In Basilicata tre campi catalogo del progetto seguiti in collaborazione con l'Alsia

Data : 01 September 2020

Si chiama “Innova.Luppolo”  ed è il progetto con cui il Centro olivicoltura, frutticoltura e agrumicoltura di Roma del Crea sta lavorando alla sperimentazione di usi alternativi alla produzione di birra.

La coltivazione di luppolo, infatti, è ancora poco diffusa in Italia. Sono stimati circa 100 ettari che potenzialmente potrebbero prestarsi ad altri utilizzi.

In particolare il Crea ha focalizzato l’attenzione su un diverso impiego dei coni in modo che un'azienda agricola possa trovare, in futuro, con una filiera organizzata, una fonte integrativa di reddito. 

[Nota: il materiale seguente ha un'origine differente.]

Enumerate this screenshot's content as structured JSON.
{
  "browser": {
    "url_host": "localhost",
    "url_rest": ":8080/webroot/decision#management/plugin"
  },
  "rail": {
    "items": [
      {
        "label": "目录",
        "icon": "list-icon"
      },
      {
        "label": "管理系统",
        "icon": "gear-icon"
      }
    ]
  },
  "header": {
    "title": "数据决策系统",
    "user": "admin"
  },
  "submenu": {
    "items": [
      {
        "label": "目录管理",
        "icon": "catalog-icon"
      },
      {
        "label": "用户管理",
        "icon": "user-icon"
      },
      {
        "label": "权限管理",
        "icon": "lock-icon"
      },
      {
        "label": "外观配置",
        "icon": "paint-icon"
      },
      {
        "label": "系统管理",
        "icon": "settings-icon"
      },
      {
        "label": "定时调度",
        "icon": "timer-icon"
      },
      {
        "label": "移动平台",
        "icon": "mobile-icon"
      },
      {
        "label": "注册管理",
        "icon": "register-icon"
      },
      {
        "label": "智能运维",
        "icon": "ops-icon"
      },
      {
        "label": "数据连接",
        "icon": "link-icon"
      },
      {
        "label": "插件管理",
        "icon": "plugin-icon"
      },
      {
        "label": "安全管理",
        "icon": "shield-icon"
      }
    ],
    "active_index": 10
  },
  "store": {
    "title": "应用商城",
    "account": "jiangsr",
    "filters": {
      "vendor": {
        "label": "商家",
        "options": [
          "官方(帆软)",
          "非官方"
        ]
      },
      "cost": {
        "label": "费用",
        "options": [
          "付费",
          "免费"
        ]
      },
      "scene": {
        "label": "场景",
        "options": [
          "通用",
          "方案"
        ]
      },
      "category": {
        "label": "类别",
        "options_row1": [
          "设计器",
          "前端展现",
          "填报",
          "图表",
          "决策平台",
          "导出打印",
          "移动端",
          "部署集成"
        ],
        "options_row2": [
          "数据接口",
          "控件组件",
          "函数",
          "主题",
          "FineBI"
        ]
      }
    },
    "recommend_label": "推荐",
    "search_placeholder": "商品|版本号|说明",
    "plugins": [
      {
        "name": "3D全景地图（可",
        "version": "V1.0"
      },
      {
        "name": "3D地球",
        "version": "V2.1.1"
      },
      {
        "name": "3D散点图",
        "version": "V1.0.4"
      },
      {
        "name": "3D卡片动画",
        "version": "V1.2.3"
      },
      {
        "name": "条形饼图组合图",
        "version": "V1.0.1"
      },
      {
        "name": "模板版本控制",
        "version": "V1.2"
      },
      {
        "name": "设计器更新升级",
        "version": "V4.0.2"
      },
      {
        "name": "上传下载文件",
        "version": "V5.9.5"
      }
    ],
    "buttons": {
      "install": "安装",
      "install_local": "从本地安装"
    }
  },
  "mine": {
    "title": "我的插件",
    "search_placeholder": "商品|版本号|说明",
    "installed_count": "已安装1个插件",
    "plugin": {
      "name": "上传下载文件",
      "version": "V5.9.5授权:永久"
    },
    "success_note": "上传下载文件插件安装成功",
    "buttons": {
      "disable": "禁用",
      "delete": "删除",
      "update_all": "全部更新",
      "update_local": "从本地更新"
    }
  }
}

Tre dei campi catalogo del progetto sono in Basilicata e seguiti in collaborazione con l'Alsia. Altri due si trovano  uno in Abruzzo e uno in Friuli Venezia Giulia costituito. Alla valutazione del Crea da un punto di vista chimico, sia genetico, sia fenotipico  sono le accessioni spontanee che si stanno scoprendo con  un buon contenuto di sostanze bioattive.
In Basilicata si sta puntando sugli usi officinali del luppolo, un progetto che ha già incrociato l'interesse dell'industria.

Il  progetto “Innova.Luppolo” intende creare un database di luppoli autoctoni, catalogati in modo che siano chiare le attitudini di ciascuno, se più brassicole o più officinali, che sia di supporto ad un futuro programma di breeding.

Molto interessante anche l'utilizzo in ristorazione dei germogli di luppolo. Per quanto riguarda la normativa sulle piante officinali, il riferimento è il decreto legislativo n. 75 del 2018 che disciplina la coltivazione, la raccolta e la prima trasformazione delle piante officinali. Lo stesso provvedimento legislativo prevede l'istituzione di un elenco delle specie di piante officinali coltivate con diverse applicazioni, da usi alimentari a cosmetici, da usi farmaceutici a liquoristici, ecc. Il Crea ha proposto l'introduzione del luppolo in quell'elenco che però al momento è in attesa dell'approvazione da parte dei ministeri interessati per poi passare all'approvazione finale in Conferenza Stato Regioni.